What are the admission requirements for nursing schools in Missouri?

Admission requirements vary depending on the school, but generally include a high school diploma or GED, minimum GPA, completion of prerequisite courses, letters of recommendation, and an entrance exam. Some schools may also require relevant work or volunteer experience.

How long does it take to complete a nursing program in Missouri?

Nursing programs in Missouri typically take 2-4 years to complete depending on whether you pursue an associate’s or bachelor’s degree. Accelerated programs may also be available for students who already have a degree in another field.

Are there any online nursing programs offered in Missouri?

Yes, many nursing schools in Missouri offer online programs that allow students to complete coursework online and attend clinicals in person. These programs are ideal for working professionals or those who live far from campus.

What is the difference between an ADN and BSN program?

An ADN program typically takes 2 years to complete and leads to an Associate Degree in Nursing, while a BSN program takes 4 years and leads to a Bachelor of Science in Nursing degree. BSN graduates typically have more job opportunities and higher earning potential than those with an ADN.

Can I become a licensed practical nurse (LPN) instead of getting an RN degree?

Yes, LPNs can work as nurses after completing a state-approved LPN training program which usually takes about one year. LPNs perform basic patient care tasks under the supervision of registered nurses (RNs) or doctors. However, RNs have more job responsibilities and earning potential than LPNs.

Do nursing programs have clinical rotations?

Yes, all nursing programs feature some amount of clinical rotations where students gain hands-on experience working with patients under the supervision of experienced nurses. Clinical rotations are an important part of nursing education and help students develop their skills and confidence.
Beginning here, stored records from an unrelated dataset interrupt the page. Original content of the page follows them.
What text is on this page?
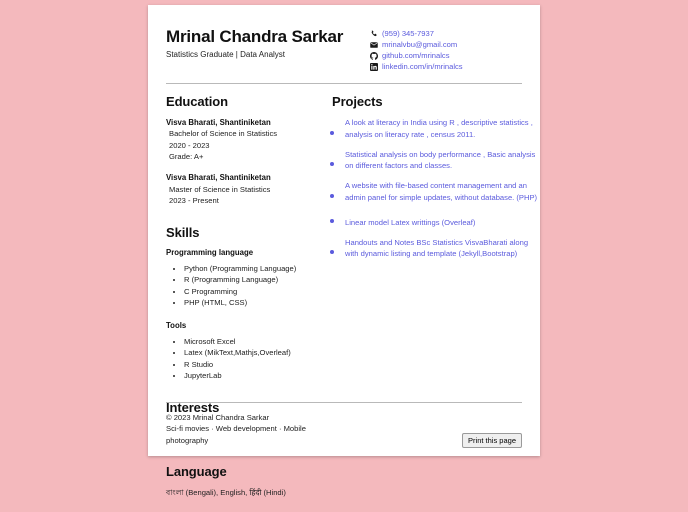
Mrinal Chandra Sarkar
Statistics Graduate | Data Analyst
(959) 345-7937
mrinalvbu@gmail.com
github.com/mrinalcs
linkedin.com/in/mrinalcs
Education
Visva Bharati, Shantiniketan
Bachelor of Science in Statistics
2020 - 2023
Grade: A+
Visva Bharati, Shantiniketan
Master of Science in Statistics
2023 - Present
Skills
Programming language
• Python (Programming Language)
• R (Programming Language)
• C Programming
• PHP (HTML, CSS)
Tools
• Microsoft Excel
• Latex (MikText,Mathjs,Overleaf)
• R Studio
• JupyterLab
Interests

Sci-fi movies · Web development · Mobile photography

Language

বাংলা (Bengali), English, हिंदी (Hindi)

Projects
• A look at literacy in India using R , descriptive statistics , analysis on literacy rate , census 2011.
• Statistical analysis on body performance , Basic analysis on different factors and classes.
• A website with file-based content management and an admin panel for simple updates, without database. (PHP)
• Linear model Latex writtings (Overleaf)
• Handouts and Notes BSc Statistics VisvaBharati along with dynamic listing and template (Jekyll,Bootstrap)
© 2023 Mrinal Chandra Sarkar
Print this page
How much does it cost to attend nursing school in Missouri?

Tuition costs can vary widely depending on the school and program you choose, but expect to pay between $5,000 and $25,000 per year for a nursing degree in Missouri. Financial aid options such as scholarships, grants and loans may be available to help offset these costs.

What kind of jobs can I get with a nursing degree from a Missouri school?

Graduates of nursing programs in Missouri can pursue jobs in hospitals, clinics, long-term care facilities, schools, government agencies or private practices. Some popular job titles include registered nurse (RN), clinical nurse specialist (CNS), nurse practitioner (NP) or nurse administrator.

Are there any specialized nursing programs offered in Missouri?

Yes, many nursing schools in Missouri offer specialized programs such as pediatric nursing, geriatric nursing or psychiatric-mental health nursing that allow students to focus on a particular area of interest within the field of nursing. These programs usually require additional coursework beyond the standard curriculum for RNs or LPNs.

Can I transfer credits from one nursing program to another?

It is possible to transfer credits from one nursing program to another, but it depends on the schools involved and their accreditation status. Generally speaking, credits are more likely to transfer if the two schools have similar curriculums and accreditation by the same agency.